Refletindo sobre o que o filósofo diz, chego a conclusão de que a humanidade precisa conhecer um pouco do que é ser existencialista na visão sartreana.Aprender com ele o senso de responsabilidade que suas idéias pregam.Pois vivemos uma época em que é proibido proibir, em que se confunde liberdade com libertinagem e, numa sociedade onde as pessoas estão cada vez mais ‘livres’ para cuidar do seu próprio umbigo.

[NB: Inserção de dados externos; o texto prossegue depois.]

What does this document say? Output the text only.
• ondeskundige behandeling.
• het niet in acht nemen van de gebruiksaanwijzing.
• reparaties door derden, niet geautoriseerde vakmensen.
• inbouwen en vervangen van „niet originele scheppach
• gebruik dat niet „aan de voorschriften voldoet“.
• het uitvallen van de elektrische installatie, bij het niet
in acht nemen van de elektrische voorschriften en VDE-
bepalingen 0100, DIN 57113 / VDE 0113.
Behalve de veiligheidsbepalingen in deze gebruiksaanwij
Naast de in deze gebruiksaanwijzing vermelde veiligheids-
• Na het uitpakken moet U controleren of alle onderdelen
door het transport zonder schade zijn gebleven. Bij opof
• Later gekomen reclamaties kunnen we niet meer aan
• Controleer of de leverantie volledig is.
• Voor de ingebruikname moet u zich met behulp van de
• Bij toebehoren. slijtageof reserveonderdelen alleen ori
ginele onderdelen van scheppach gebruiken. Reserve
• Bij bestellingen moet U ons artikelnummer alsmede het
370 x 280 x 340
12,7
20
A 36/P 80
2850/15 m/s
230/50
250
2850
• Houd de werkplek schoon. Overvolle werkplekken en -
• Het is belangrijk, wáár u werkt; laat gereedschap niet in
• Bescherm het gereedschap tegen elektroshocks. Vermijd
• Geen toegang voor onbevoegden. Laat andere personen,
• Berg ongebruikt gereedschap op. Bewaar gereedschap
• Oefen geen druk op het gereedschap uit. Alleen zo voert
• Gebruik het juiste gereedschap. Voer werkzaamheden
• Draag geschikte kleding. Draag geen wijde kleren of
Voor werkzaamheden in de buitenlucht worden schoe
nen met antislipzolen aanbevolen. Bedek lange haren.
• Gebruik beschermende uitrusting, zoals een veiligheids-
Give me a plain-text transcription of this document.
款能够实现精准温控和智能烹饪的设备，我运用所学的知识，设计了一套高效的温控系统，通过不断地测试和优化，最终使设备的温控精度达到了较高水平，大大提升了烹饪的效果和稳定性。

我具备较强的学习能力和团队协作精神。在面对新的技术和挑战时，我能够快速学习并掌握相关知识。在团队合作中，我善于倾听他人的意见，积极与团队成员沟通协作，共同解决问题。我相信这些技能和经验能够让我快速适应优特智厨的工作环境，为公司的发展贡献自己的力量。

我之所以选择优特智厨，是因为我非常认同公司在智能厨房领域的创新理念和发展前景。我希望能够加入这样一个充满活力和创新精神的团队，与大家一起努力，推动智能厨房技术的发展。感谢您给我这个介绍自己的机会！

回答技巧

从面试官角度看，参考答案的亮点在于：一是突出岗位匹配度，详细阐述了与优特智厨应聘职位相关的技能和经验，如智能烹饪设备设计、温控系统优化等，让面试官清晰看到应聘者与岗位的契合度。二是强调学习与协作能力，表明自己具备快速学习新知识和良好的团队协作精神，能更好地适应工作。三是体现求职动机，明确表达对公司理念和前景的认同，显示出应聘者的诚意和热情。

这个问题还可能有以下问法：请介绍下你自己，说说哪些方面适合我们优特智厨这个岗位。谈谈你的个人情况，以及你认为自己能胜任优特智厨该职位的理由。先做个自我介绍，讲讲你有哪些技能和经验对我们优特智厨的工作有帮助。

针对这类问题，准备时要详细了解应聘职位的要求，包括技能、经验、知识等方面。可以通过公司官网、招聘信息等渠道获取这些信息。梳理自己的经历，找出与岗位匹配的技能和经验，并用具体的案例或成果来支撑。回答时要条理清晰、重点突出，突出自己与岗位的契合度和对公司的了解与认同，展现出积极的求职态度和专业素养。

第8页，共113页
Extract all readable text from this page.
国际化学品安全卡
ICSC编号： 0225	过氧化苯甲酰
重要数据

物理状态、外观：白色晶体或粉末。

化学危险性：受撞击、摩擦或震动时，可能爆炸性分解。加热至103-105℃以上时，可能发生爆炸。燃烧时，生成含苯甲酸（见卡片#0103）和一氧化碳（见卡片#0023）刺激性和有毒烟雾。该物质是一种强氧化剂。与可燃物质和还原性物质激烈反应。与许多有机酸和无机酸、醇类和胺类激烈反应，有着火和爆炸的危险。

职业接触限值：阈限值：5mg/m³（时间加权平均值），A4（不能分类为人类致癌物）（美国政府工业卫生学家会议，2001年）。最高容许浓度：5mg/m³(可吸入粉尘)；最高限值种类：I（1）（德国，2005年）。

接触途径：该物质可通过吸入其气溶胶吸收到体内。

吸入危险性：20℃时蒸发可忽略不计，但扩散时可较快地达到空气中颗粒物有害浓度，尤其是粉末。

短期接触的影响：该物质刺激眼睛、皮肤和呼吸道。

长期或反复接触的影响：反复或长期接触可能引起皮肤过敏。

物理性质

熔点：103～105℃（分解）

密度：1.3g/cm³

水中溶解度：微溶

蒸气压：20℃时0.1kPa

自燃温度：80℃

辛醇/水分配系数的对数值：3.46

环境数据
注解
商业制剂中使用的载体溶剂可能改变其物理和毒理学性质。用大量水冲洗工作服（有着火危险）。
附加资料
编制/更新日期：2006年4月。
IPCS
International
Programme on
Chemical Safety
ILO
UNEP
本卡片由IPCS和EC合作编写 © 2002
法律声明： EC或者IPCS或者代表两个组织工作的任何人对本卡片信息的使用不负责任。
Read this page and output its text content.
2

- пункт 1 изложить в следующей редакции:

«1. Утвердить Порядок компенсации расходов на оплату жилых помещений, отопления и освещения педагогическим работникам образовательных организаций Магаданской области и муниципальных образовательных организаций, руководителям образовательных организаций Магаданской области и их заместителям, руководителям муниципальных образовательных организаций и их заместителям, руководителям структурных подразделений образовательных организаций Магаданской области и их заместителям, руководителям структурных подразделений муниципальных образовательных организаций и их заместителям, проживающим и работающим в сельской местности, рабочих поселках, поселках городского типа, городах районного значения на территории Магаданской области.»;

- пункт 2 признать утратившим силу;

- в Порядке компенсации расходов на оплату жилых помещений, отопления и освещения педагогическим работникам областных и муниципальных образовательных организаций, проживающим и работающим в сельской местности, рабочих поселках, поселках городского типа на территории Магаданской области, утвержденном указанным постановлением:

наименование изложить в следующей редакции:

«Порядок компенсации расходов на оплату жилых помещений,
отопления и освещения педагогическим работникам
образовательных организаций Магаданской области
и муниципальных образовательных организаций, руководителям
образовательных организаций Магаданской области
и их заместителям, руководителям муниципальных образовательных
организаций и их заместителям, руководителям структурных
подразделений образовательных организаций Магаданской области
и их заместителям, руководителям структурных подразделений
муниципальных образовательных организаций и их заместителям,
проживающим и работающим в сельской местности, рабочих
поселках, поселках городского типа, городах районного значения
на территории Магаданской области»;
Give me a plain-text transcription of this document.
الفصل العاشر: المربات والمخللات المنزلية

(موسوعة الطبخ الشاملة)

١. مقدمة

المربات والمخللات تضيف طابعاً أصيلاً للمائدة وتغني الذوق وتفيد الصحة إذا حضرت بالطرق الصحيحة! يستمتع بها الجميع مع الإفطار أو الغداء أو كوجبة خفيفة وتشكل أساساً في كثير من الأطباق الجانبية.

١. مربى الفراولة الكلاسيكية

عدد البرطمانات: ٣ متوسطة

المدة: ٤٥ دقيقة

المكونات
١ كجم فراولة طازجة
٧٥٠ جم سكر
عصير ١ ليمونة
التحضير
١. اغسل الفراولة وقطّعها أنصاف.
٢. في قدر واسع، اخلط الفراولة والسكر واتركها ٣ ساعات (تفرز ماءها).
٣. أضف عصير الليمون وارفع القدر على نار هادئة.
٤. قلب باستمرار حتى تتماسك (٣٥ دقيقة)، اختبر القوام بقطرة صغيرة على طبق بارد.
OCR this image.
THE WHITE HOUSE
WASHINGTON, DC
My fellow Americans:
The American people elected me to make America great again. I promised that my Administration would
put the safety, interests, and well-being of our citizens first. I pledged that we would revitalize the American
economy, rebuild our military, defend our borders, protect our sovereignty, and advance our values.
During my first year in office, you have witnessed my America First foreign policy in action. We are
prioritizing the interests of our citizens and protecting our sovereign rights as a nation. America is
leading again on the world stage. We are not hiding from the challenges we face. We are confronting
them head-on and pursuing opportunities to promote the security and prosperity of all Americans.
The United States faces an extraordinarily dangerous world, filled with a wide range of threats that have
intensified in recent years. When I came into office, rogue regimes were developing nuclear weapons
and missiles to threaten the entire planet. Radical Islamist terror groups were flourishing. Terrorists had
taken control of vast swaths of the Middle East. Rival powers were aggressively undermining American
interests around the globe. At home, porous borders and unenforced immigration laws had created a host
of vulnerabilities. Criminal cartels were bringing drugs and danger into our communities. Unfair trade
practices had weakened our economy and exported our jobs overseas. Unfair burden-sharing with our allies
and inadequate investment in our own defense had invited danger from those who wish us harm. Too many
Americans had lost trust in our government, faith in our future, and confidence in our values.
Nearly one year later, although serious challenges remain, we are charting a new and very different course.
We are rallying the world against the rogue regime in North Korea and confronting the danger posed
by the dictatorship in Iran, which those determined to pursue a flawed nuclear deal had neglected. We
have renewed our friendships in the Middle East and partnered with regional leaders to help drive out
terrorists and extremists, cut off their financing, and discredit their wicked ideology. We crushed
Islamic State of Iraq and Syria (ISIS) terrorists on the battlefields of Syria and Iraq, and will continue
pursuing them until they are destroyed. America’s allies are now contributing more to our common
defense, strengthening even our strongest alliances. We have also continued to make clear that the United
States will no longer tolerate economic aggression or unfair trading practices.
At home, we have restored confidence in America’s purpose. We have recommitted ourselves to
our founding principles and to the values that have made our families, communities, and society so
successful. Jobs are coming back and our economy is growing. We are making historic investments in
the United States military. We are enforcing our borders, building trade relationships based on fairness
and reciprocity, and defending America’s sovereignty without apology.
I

Tenho observado principalmente os jovens e me preocupo com eles.São alegres, carinhosos, mas sentem dificuldade em trabalhar com os limites e perderam totalmente o senso do outro.De um modo geral, cada um preocupa-se consigo mesmo.Vejo isso nas pequenas coisas do dia-a-dia, no trânsito, no ônibus , nos locais públicos.
Esse individualismo exacerbado, não está conduzindo ninguém a uma felicidade plena.
Nunca houve tantos meios para comunicar-se , tanta tecnologia, mas as pessoas estão cada vez mais sozinhas.
Embora não aprecie revista feminina, às vezes leio alguma na sala de espera do dentista. E, certa vez , li uma reportagem sobre as razões que levavam os casais a se separar.Os homens, diziam que a convivência diária fez o amor arrefecer.Que ciúme delas era insuportável.E, vários se queixaram da profissão da mulher. Elas como sempre , reclamavam do futebol, da cervejinha, do atraso para o jantar, da rotina no sexo
A maioria concordou que os filhos esfriam a relação.
O que ficou claro naquela reportagem é que cada um entrou na relação buscando algum tipo de vantagem.Isto é, muito mais para receber do que para dar e, quando começaram a ficar no prejuízo, o amor que não era amor, acabou.
Esse individualismo que impregna as pessoas precisa ser revisto, reavaliado e repensado.Não dá para ser feliz quando se olha o próprio umbigo em vez de olhar nos olhos do outro, sem descobrir a alegria de conviver, sem doar-se incondicionalmente enfim, sem ser responsável por si e pelo outro.